Curated CRAN Requirements Format
[package name] [optionally: version constraints] [[optionally: extras]]

The extras block allows you to specify which types of related packages should be included along with the package itself.

The extras block is additive to the --include flag that the source was created with. See the section on source-level included packages to learn more.

The following values are valid for the extras block:

  • depends
  • imports
  • linking-to
  • suggests
  • all

Suggested dependency inclusions

Suggested dependencies, when included, are included only at a single level, not recursively; all other types are included recursively.

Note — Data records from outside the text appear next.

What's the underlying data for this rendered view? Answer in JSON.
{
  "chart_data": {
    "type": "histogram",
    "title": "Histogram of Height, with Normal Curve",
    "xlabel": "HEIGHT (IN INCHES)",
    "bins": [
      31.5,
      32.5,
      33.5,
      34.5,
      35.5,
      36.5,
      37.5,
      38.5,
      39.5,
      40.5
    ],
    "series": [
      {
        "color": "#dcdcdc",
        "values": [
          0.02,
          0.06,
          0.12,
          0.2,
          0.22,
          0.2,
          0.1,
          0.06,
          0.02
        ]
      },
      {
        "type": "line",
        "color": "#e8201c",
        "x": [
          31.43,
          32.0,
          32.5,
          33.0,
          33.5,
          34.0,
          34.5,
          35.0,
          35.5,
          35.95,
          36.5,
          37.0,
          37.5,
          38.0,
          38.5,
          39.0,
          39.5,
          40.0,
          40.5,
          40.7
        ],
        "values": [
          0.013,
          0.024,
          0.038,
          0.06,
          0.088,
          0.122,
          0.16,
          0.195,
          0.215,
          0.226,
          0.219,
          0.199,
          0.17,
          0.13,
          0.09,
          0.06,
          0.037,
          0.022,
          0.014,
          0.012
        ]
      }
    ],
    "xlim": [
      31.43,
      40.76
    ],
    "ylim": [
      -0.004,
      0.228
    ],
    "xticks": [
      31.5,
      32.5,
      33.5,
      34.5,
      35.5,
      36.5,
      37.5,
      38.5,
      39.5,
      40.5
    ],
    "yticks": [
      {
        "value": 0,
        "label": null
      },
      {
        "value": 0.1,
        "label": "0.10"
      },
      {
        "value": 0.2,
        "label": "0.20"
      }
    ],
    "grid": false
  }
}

As an example, a requirements.txt file could look like:

requirements.txt
A3 >= 0.9.2 [all]
ggplot2 == 3.4.4
plumber [suggests]

-r requirements2.txt

This fetches and installs:

  • A3 with versions greater than or equal to 0.9.2 along with all related packages
  • Only ggplot2 version 3.4.4
  • All available versions of plumber along with suggested packages.
  • All packages from requirements2.txt.

Filtering by version is not supported for:

  • Curated CRAN sources created prior to Package Manager version 2024.04
  • Sources created using the --strict flag

By default, the depends, imports, and linking-to dependencies for each package are included. The default types of related packages to include can be configured per source.

See the section on source-level included packages to learn more.

As shown in the example above, a package doesn't need to have any version constraints defined. It can also have as many version constraints as needed. The versions made available to Package Manager depend on what is available at the snapshot date specified when updating the source.

All version parsing and matching criteria is based on PEP-440. Refer to the PEP-440 documentation for information on version formatting and constraints. For more information on the Requirements File Format, refer to pip's documentation.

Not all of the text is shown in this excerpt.